Chronic fatigue syndrome (CFS) and fibromyalgia are often poorly understood diseases that may be confused with one another. In the medical community they're generally acknowledged to be two separate conditions, but many experts believe they are nevertheless part of the same underlying disorder. In fact, it's not uncommon for sufferers to be diagnosed with both CFS and fibromyalgia. As some of the symptoms overlap, how can you tell these two illnesses apart?

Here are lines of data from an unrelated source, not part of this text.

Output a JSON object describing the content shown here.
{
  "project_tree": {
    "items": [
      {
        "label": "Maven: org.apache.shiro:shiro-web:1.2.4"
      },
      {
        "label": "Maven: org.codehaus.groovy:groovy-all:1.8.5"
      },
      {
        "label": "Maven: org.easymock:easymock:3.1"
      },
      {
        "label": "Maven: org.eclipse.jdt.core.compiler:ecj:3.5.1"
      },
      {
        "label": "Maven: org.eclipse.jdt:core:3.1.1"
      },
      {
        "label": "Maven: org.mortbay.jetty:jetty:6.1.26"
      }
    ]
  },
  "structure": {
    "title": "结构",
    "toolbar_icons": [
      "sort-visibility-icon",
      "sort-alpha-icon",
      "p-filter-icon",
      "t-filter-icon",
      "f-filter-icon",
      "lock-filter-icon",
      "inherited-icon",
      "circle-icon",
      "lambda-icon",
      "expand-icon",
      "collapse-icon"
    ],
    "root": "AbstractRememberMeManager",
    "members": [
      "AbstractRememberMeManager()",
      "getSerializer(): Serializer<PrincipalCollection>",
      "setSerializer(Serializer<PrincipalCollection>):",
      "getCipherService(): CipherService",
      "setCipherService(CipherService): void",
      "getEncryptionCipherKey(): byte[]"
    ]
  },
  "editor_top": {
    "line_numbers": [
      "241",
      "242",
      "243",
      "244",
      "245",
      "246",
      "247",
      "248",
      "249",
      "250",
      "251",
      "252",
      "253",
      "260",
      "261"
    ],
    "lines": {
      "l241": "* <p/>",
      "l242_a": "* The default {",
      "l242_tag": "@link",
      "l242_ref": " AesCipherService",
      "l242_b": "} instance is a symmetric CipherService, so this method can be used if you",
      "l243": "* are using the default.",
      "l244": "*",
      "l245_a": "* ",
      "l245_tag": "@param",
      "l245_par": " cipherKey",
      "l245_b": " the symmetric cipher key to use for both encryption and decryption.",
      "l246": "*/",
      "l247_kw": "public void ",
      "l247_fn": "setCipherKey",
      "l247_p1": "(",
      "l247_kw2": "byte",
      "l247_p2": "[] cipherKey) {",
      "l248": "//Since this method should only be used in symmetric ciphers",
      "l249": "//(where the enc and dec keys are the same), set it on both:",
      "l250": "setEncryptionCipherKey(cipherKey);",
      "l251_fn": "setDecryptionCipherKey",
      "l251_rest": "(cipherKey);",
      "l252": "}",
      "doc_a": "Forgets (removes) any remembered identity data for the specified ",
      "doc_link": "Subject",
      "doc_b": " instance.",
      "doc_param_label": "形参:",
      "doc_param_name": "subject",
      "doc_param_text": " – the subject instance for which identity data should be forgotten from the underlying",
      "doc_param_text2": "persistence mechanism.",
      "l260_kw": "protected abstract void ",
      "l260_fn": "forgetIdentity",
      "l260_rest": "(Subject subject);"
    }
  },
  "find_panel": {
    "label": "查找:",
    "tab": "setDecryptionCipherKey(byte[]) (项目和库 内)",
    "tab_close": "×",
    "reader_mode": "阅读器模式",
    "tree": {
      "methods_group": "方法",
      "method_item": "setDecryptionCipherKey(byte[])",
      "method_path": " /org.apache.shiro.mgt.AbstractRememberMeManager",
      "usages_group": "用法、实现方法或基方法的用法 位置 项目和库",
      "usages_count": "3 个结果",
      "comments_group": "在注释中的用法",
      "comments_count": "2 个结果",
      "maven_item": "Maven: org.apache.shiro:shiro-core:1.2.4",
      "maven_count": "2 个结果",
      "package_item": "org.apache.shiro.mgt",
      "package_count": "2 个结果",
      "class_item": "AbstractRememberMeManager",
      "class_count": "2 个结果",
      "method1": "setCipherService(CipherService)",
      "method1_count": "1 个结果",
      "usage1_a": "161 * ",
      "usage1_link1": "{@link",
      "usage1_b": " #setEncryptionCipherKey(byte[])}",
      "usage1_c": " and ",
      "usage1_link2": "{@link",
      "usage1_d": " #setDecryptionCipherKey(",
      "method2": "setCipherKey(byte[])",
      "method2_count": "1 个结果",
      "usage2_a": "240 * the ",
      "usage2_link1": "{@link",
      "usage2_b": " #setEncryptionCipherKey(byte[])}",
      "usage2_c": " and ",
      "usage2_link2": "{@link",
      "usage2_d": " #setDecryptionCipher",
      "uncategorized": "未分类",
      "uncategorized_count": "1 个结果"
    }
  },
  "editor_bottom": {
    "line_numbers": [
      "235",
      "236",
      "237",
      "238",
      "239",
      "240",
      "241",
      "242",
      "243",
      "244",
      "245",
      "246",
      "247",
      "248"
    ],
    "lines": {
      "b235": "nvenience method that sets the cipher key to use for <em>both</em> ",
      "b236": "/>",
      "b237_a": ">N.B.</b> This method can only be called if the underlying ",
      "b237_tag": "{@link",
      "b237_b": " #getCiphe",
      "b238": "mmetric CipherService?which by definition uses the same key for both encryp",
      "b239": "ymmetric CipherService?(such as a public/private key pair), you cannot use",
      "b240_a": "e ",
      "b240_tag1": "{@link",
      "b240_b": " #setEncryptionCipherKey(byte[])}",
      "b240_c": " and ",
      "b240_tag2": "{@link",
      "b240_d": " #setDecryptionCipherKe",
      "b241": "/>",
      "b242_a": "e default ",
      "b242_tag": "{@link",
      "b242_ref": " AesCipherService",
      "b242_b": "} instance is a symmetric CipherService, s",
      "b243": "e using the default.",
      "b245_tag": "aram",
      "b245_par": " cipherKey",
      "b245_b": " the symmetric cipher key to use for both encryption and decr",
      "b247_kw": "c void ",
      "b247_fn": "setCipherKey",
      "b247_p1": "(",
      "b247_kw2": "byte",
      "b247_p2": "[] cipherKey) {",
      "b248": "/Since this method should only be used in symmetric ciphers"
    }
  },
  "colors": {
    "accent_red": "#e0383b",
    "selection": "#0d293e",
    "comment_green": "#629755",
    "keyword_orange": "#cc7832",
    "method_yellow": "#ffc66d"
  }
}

  • Pain. This is the primary characteristic of fibromyalgia. A fibromyalgia sufferer will typically experience pain in a variety of spots. The pain, which is muscular in nature, occurs on both sides of the body and is continuous. Additionally, fibromyalgia causes extra pain when so-called "tender points" are pressed. These tender points can be at the back of the head, between the shoulder blades, on the sides of the neck, on the chest, on the sides of the hips, or on the inner knees. Chronic fatigue sufferers may experience muscle pain, but it is not the defining symptom of their condition.
  • Fatigue. As its name suggests, fatigue is the hallmark of chronic fatigue syndrome. To be diagnosed with CFS, a person will have to suffer severe fatigue that is not relieved by rest for at least six months. This fatigue can be overwhelming and interfere with daily activities. CFS sufferers also frequently experience memory impairment, sore throats, enlarged lymph glands, and headaches.

Other symptoms that people with CFS and fibromyalgia may share include trouble sleeping, headaches, difficulty with memory, and depression.

Doctors are unsure why people get CFS and fibromyalgia. Adding to the mystery of these two diseases, there's no definitive test for diagnosis. Diagnosis is made after careful consideration of clinical symptoms and the ruling out of other possible diseases that might be causing symptoms.

Treatment for both conditions focuses on reducing pain and/or fatigue. Nonsteroidal anti-inflammatory medications may be prescribed for pain, while antidepressants can help reduce the emotional effects of living with chronic discomfort. Self-care is important, too. Although it may be difficult at times, getting regular exercise is as important as resting. A physical therapist can design a program that will challenge sufferers without exhausting them. Quality sleep can diminish symptoms, so patients should focus on going to bed at the same time each night. In addition, the room should be kept dark and earplugs may be worn to shut out noise. Sufferers may discover that joining a support group or consulting with a mental-health provider can help them deal with stress and frustration.